Denver, Colo., Oct 16, 2010 / 07:50 am (EWTN News/CNA)Share
On Oct. 13, Greg Hall's prayers were answered. For more than two months of sleepless nights, the rock-drilling expert and deacon-in-training had been working to save the Chilean miners trapped in the San Jose Mine. The day after all 33 men emerged safely, Hall told EWTN News about the faith and hope he brought to a rescue operation many considered impossible.
Drillers Supply International, the company Greg Hall co-owns with his wife Angelica, has operated a Chilean branch for almost two decades, manufacturing parts for drilling hundreds or thousands of feet underground. When the Copiapó mine collapsed on Aug. 5, several of its customers initially worked “to find the miners, because nobody knew where they were.”
But Hall's clients couldn't drill deep enough to find them. “So they called my company to bring out all the equipment – which we make -- to help all five rigs be able to go down to 800 meters and start punching holes in the ground.”

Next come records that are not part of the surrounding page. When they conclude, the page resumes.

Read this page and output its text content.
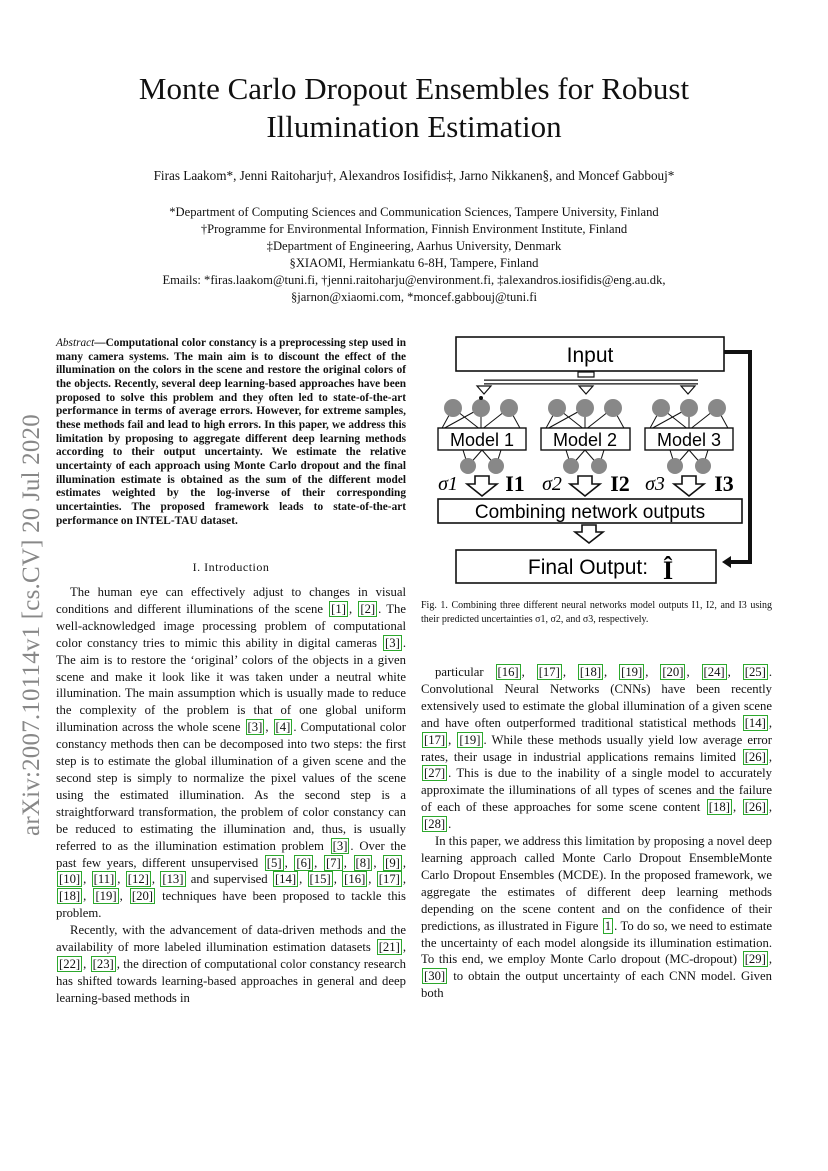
Monte Carlo Dropout Ensembles for Robust
Illumination Estimation
Firas Laakom*, Jenni Raitoharju†, Alexandros Iosifidis‡, Jarno Nikkanen§, and Moncef Gabbouj*
*Department of Computing Sciences and Communication Sciences, Tampere University, Finland
†Programme for Environmental Information, Finnish Environment Institute, Finland
‡Department of Engineering, Aarhus University, Denmark
§XIAOMI, Hermiankatu 6-8H, Tampere, Finland
Emails: *firas.laakom@tuni.fi, †jenni.raitoharju@environment.fi, ‡alexandros.iosifidis@eng.au.dk,
§jarnon@xiaomi.com, *moncef.gabbouj@tuni.fi
arXiv:2007.10114v1 [cs.CV] 20 Jul 2020
Abstract—Computational color constancy is a preprocessing step used in many camera systems. The main aim is to discount the effect of the illumination on the colors in the scene and restore the original colors of the objects. Recently, several deep learning-based approaches have been proposed to solve this problem and they often led to state-of-the-art performance in terms of average errors. However, for extreme samples, these methods fail and lead to high errors. In this paper, we address this limitation by proposing to aggregate different deep learning methods according to their output uncertainty. We estimate the relative uncertainty of each approach using Monte Carlo dropout and the final illumination estimate is obtained as the sum of the different model estimates weighted by the log-inverse of their corresponding uncertainties. The proposed framework leads to state-of-the-art performance on INTEL-TAU dataset.
I. Introduction

The human eye can effectively adjust to changes in visual conditions and different illuminations of the scene [1] , [2] . The well-acknowledged image processing problem of computational color constancy tries to mimic this ability in digital cameras [3] . The aim is to restore the ‘original’ colors of the objects in a given scene and make it look like it was taken under a neutral white illumination. The main assumption which is usually made to reduce the complexity of the problem is that of one global uniform illumination across the whole scene [3] , [4] . Computational color constancy methods then can be decomposed into two steps: the first step is to estimate the global illumination of a given scene and the second step is simply to normalize the pixel values of the scene using the estimated illumination. As the second step is a straightforward transformation, the problem of color constancy can be reduced to estimating the illumination and, thus, is usually referred to as the illumination estimation problem [3] . Over the past few years, different unsupervised [5] , [6] , [7] , [8] , [9] , [10] , [11] , [12] , [13] and supervised [14] , [15] , [16] , [17] , [18] , [19] , [20] techniques have been proposed to tackle this problem.

Recently, with the advancement of data-driven methods and the availability of more labeled illumination estimation datasets [21] , [22] , [23] , the direction of computational color constancy research has shifted towards learning-based approaches in general and deep learning-based methods in

particular [16] , [17] , [18] , [19] , [20] , [24] , [25] . Convolutional Neural Networks (CNNs) have been recently extensively used to estimate the global illumination of a given scene and have often outperformed traditional statistical methods [14] , [17] , [19] . While these methods usually yield low average error rates, their usage in industrial applications remains limited [26] , [27] . This is due to the inability of a single model to accurately approximate the illuminations of all types of scenes and the failure of each of these approaches for some scene content [18] , [26] , [28] .

In this paper, we address this limitation by proposing a novel deep learning approach called Monte Carlo Dropout EnsembleMonte Carlo Dropout Ensembles (MCDE). In the proposed framework, we aggregate the estimates of different deep learning methods depending on the scene content and on the confidence of their predictions, as illustrated in Figure 1 . To do so, we need to estimate the uncertainty of each model alongside its illumination estimation. To this end, we employ Monte Carlo dropout (MC-dropout) [29] , [30] to obtain the output uncertainty of each CNN model. Given both

Input
Model 1 Model 2 Model 3
σ1 I1 σ2 I2 σ3 I3
Combining network outputs
Final Output: Î
Fig. 1. Combining three different neural networks model outputs I1, I2, and I3 using their predicted uncertainties σ1, σ2, and σ3, respectively.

“We did that for 17 days, and we actually thought the miners were dead.” Then, on Aug. 22, “(when) I was getting ready to go to Mass at 7 a.m., one of my guys called me and said: 'Greg, we think we hit a void, and we think we hear some banging on the drill pipe'. We pulled the pipe up, and in between the hammer and the drill pipe was a note … saying 'All 33 of us are alive'.”
Hall thought his involvement had ended, but it was just beginning. “About two weeks later the mining minister contacted us, and said that all the plans that they had were calling for bringing the miners out at the end of this year or maybe at the start of next year.”
His crew said they could do the job in six weeks. “About 80 percent of the people laughed at us,” Hall recounted, “but the other 20 percent were the ones who made the decision.”
“The path we had to follow came perilously close to old mine shafts,” Hall explained, while “the ground conditions and the size of the diameter we were going to be drilling” made for technical dangers. “The miners were trapped in the first place due to a landslide. There was a very, very real possibility that … we could cause another slide.”
Hall began to think of the trapped miners as his own family members. He urged his crew members to “think about those guys as if they're your son or your brother. Don't think about them as just some nameless miners. What would you do if that was your son down there?”
But when drilling began, his approach had to change. “During the actual drilling, I had to be very careful not to get too emotionally attached.” In communicating with the miners, he “kept it very, very technical” and “wouldn't go to Camp Esperanza and see the families-- because I was petrified that I would make a decision based on emotion.”
The 17 days of drilling took steel nerves, and strong faith. Hall highlighted “one particular time when we were stuck, and really, I had no more answers. I was standing on the drill rig, and there really wasn't anything, technically, we were able to do. So I just started praying.”
The drill bit eventually loosened, and the team continued work on what Hall said was “the hardest job I've ever been on in my 25 years, by far.” One driller, Jeff Ward, regularly worked 12 hour shifts, and one 24 hour shift near the end. “We had a great team of a lot of people that really worked tirelessly,” Hall said, describing how they “went days without sleep.”
Explaining how his faith continually “shaped this job,” Hall recalled the day he left his parish in Houston, Texas to travel to the mine. “Our priest called me up on the altar ... we had probably over a thousand people. He told them that I was leaving right after Mass to go to Chile, and what we were going, and had them pray for us.
“And I can guarantee you, I could feel that prayer while I was on the drill site.”
Experts and colleagues called the project “impossible”-- both before and after its completion. One told him, when the operation was over: “There is no way you could have drilled that hole. God drilled that hole!”
Hall, an acolyte at Christ the Redeemer Catholic Church who hopes to be ordained a deacon next February, said the rescue operation's success was not simply improbable, but miraculous. “I had a real experience of seeing God's work among his people,” he reflected. “I know there are miracles. But you know what? Now everybody knows.”